Chun Li shivered slightly, imagining the poor woman screaming, being dragged to a van.

"Trust me...I don't want to meet my mom either! I think she just bribed one of the local TV channels and tried to weasel the information out."

"So...being nosy doesn't just run on your father's side..."

Suddenly, the former police officer scooted from the bed, a furious red on her cheeks.

"Don't you dare talk about my father again! No! You-! Of all people-!"

Suddenly, the towering and buff psychopath stood up, his voice taunting:

"You what, Chun Li Xiang?! Let's just forget your sweet little Mother exists..." In a blink of an eye, he turned the eerie gaze to the wax. "On second thought..."

The trademark sadistic grin returned to his face.

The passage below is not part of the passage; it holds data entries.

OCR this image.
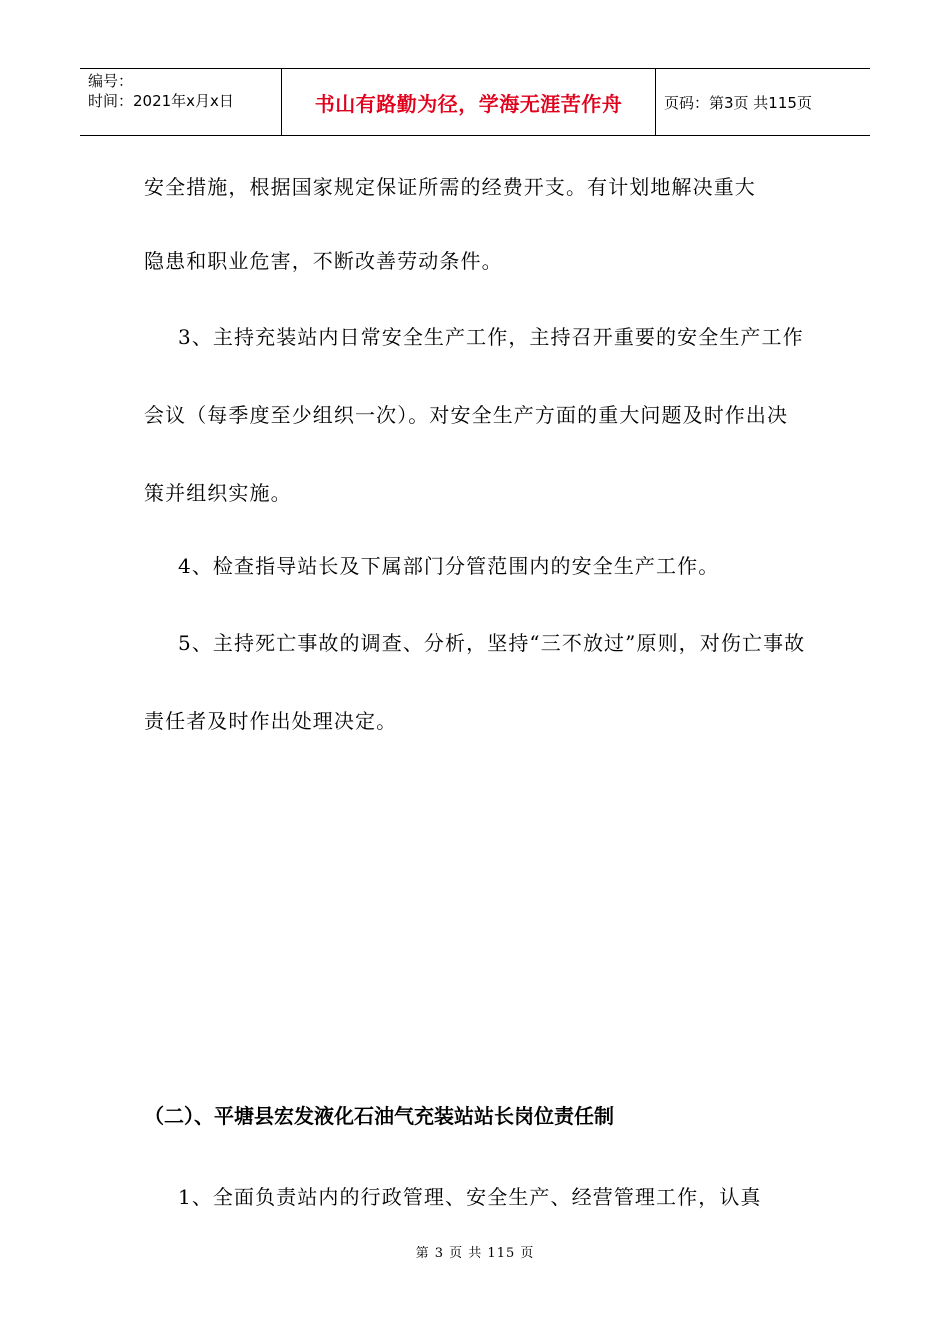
编号：
时间：2021年x月x日	书山有路勤为径，学海无涯苦作舟	页码：第3页 共115页

安全措施，根据国家规定保证所需的经费开支。有计划地解决重大

隐患和职业危害，不断改善劳动条件。

3、主持充装站内日常安全生产工作，主持召开重要的安全生产工作会议（每季度至少组织一次）。对安全生产方面的重大问题及时作出决策并组织实施。

4、检查指导站长及下属部门分管范围内的安全生产工作。

5、主持死亡事故的调查、分析，坚持“三不放过”原则，对伤亡事故责任者及时作出处理决定。

（二）、平塘县宏发液化石油气充装站站长岗位责任制

1、全面负责站内的行政管理、安全生产、经营管理工作，认真

第 3 页 共 115 页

"You know something, darling? I think I'd thank your Mummy for this little gift. So... we'll return to Mriganka in two, three hours - in the meantime, I want you to have these prepared for your hairy little thighs!" He slapped one large hand onto her right leg. "And I want to watch..."

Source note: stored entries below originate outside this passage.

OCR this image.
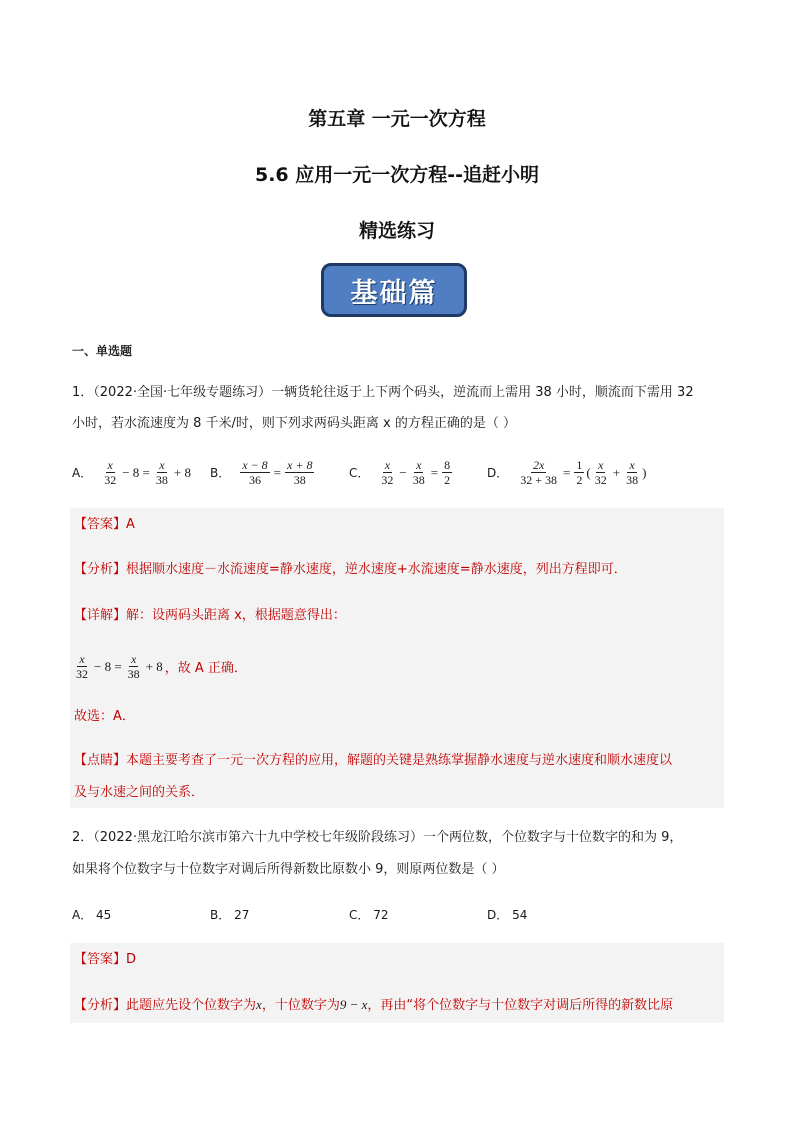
第五章 一元一次方程
5.6 应用一元一次方程--追赶小明
精选练习
基础篇
一、单选题
1．（2022·全国·七年级专题练习）一辆货轮往返于上下两个码头，逆流而上需用 38 小时，顺流而下需用 32
小时，若水流速度为 8 千米/时，则下列求两码头距离 x 的方程正确的是（ ）
A． $\frac{x}{32} - 8 = \frac{x}{38} + 8$ B． $\frac{x - 8}{36} = \frac{x + 8}{38}$	C． $\frac{x}{32} - \frac{x}{38} = \frac{8}{2}$	D． $\frac{2x}{32 + 38} = \frac{1}{2}$ ( $\frac{x}{32} + \frac{x}{38}$ )
【答案】A
【分析】根据顺水速度－水流速度=静水速度，逆水速度+水流速度=静水速度，列出方程即可．
【详解】解：设两码头距离 x，根据题意得出：
$\frac{x}{32} - 8 = \frac{x}{38} + 8$ ，故 A 正确．
故选：A．
【点睛】本题主要考查了一元一次方程的应用，解题的关键是熟练掌握静水速度与逆水速度和顺水速度以
及与水速之间的关系．
2．（2022·黑龙江哈尔滨市第六十九中学校七年级阶段练习）一个两位数，个位数字与十位数字的和为 9，
如果将个位数字与十位数字对调后所得新数比原数小 9，则原两位数是（ ）
A． 45	B． 27	C． 72	D． 54
【答案】D
【分析】此题应先设个位数字为x，十位数字为9 − x，再由“将个位数字与十位数字对调后所得的新数比原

One hour later, Chun Li found herself in a deserted part of the International Bangkok Airport, legs clammy from both the sweltering heat and the rich cream worth hundreds of dollars her husband had "so generously" placed and massaged onto her skin. She almost felt like she was in kindergarten and was confined to a corner.

On the other hand...The fighter thought with a blush...It would turn her on to watch that man scold her...No! She didn't want to give that perverted man any ideas!

"Who gets pleasure from seeing his own wife waxing?" She mumbled to herself, feeling like there would be Shadaloo snipers disguised as tourists watching her.